After finishing the tower and the HughPiggott 1.8 meter somewhere halfway the master class (as you can read in the last news contribution), all participants were confident that we also could succeed with the larger model. Last week we worked on two turbines with a rotor diameter of 3.0 meter; one producing 24V and one for 48V.
Thursday was the last day that we could assemble the whole system. Just before lunch some strange things happened with the electronics: a fuse was blown and we smelled burning electronics. Nevertheless we were very sure that the setup was correct and checked it already completely for more than three times. “OK”, I sayed, “just let me connect only the charge controller to the batteries, that works always.” So I first connect the minus of the batteries to the minus-connection of the charge controller. Thereafter I take the +48V of the batteries to connect to the plus-connection of the charge controller. You might guess what happened…. I still see the flash in my eyes Apparantly the charge controller was already broken internally by earlier mistakes, giving a short-circuit between the battery input connectors.

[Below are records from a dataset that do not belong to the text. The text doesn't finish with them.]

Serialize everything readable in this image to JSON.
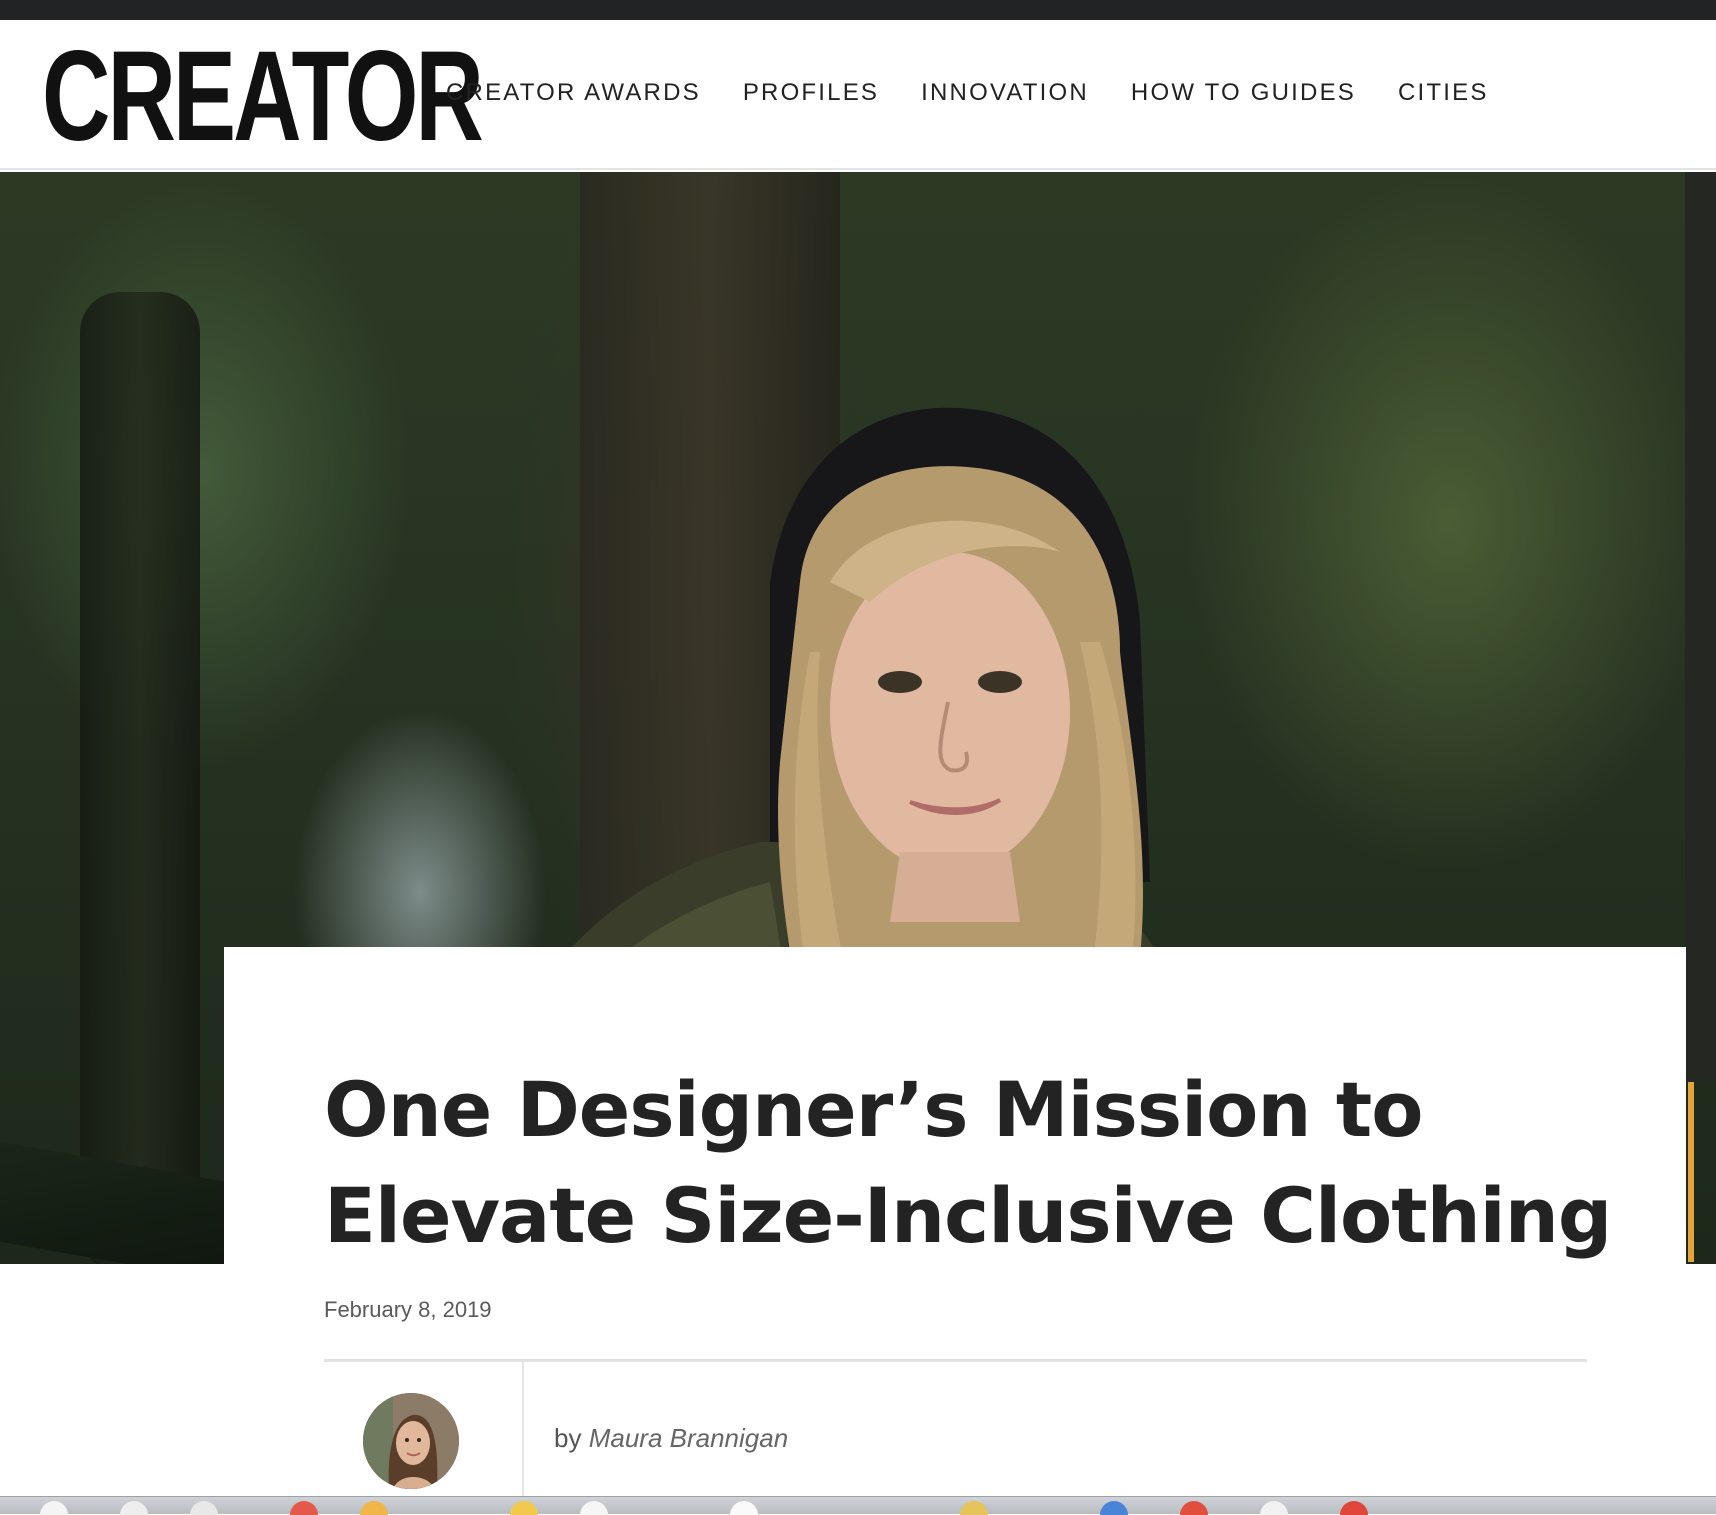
{
  "site": {
    "logo_text": "CREATOR"
  },
  "nav": {
    "items": [
      {
        "label": "CREATOR AWARDS"
      },
      {
        "label": "PROFILES"
      },
      {
        "label": "INNOVATION"
      },
      {
        "label": "HOW TO GUIDES"
      },
      {
        "label": "CITIES"
      }
    ]
  },
  "article": {
    "headline_line1": "One Designer’s Mission to",
    "headline_line2": "Elevate Size-Inclusive Clothing",
    "date": "February 8, 2019",
    "byline_prefix": "by",
    "author": "Maura Brannigan"
  },
  "colors": {
    "top_strip": "#222325",
    "accent": "#e3a43b",
    "text_dark": "#232323"
  }
}
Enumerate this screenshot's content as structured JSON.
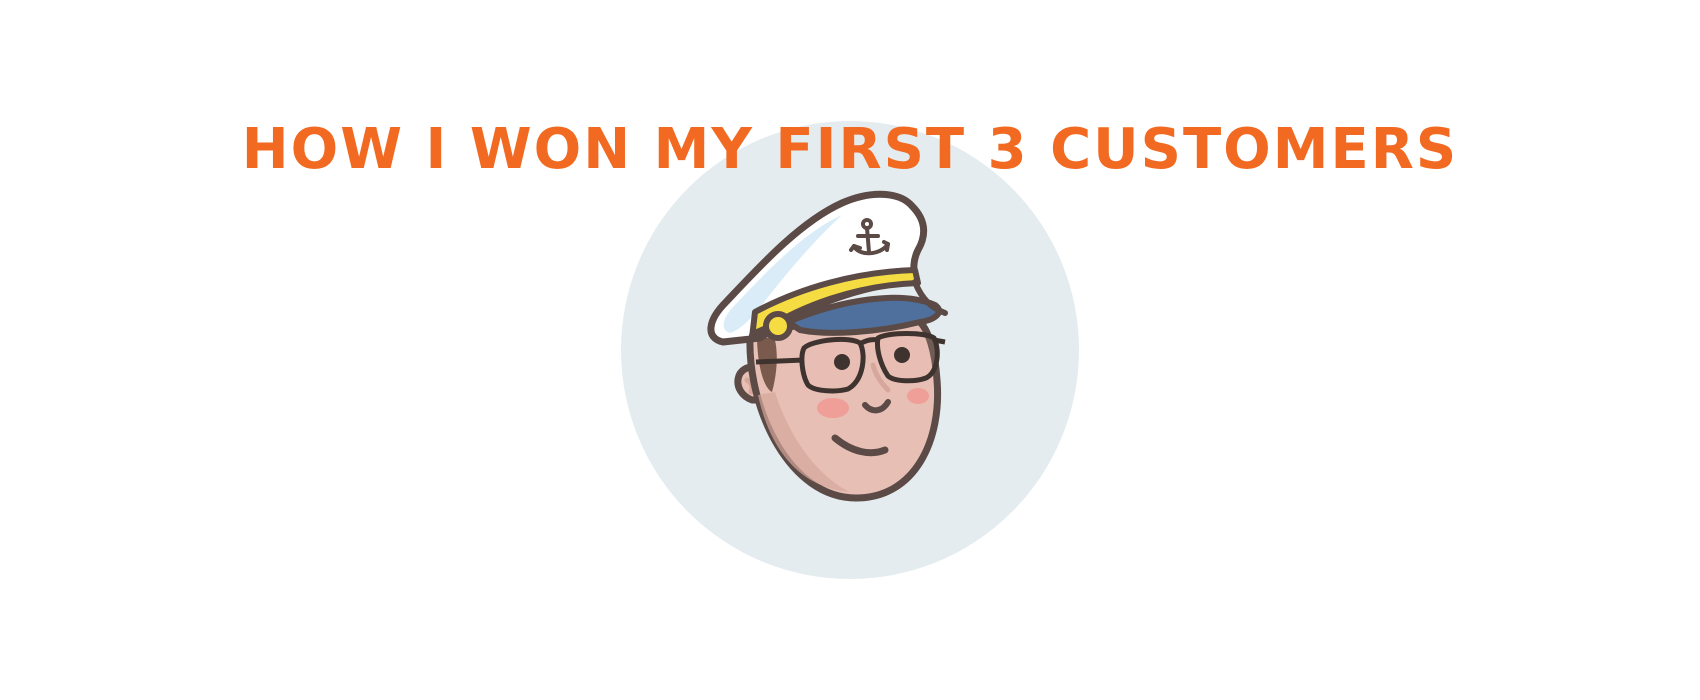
{
  "headline": {
    "text": "HOW I WON MY FIRST 3 CUSTOMERS",
    "color": "#f26a22"
  },
  "illustration": {
    "subject": "captain-avatar",
    "icons": [
      "captain-hat-icon",
      "anchor-icon",
      "glasses-icon"
    ],
    "colors": {
      "backdrop": "#e4ecef",
      "outline": "#5b4a45",
      "skin": "#e8bfb4",
      "skin_shadow": "#d6a79c",
      "cheek": "#ef9e98",
      "hat_white": "#ffffff",
      "hat_shadow": "#d9ecf8",
      "hat_band": "#f6dc43",
      "visor": "#4f6f9c",
      "hair": "#7a5a4c"
    }
  }
}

Fortunately, Chaim has a lot of experience on electronics and repaired our charge controller the same afternoon. Only the power meter is probably unrepairable. In the end, when you realize that 18 participants are learning-by-doing during 15 working days, it is not too bad at all when only a power meter has been blown up at the end of the master class. Moreover, I find the aspect of safety much more important. No serious accidents happened during the training. So after the reparation we took the turbine down for a last final check and for painting.
Friday morning we hoisted the 3 meter 48V turbine. It performed very well when the wind arrived. Around lunchtime media and guests were arriving. The official closure was done by a guest of honour from the Rural Energy Agency (REA). After speeches from I Love Windpower, SEDC, the participants, Tatedo and REA, all participants received a certificate. Thereafter I decided to add a bit of Dutch tradition to this very Tanzanian official closure procedure. I explained, that in the Netherlands we will open a bottle of champagne when a ship is touching water for the first time. Therefore, we all moved from the conference room to the testfield with the wind turbine. Our guest of honour from REA released the break button and within a couple of seconds our turbine was picking up speed. I shaked the champagne, and just when the first Watts of power started to flow into the batteries, I plopped the bottle of champagne. I think the Tanzanians liked this Dutch tradition very much.
In conclusion, the master class on small scale wind turbines is a great success! Everybody is very welcome at the SEDC in Mbezi Juu to see how our own-built wind turbine is producing electricity in a quite efficient way.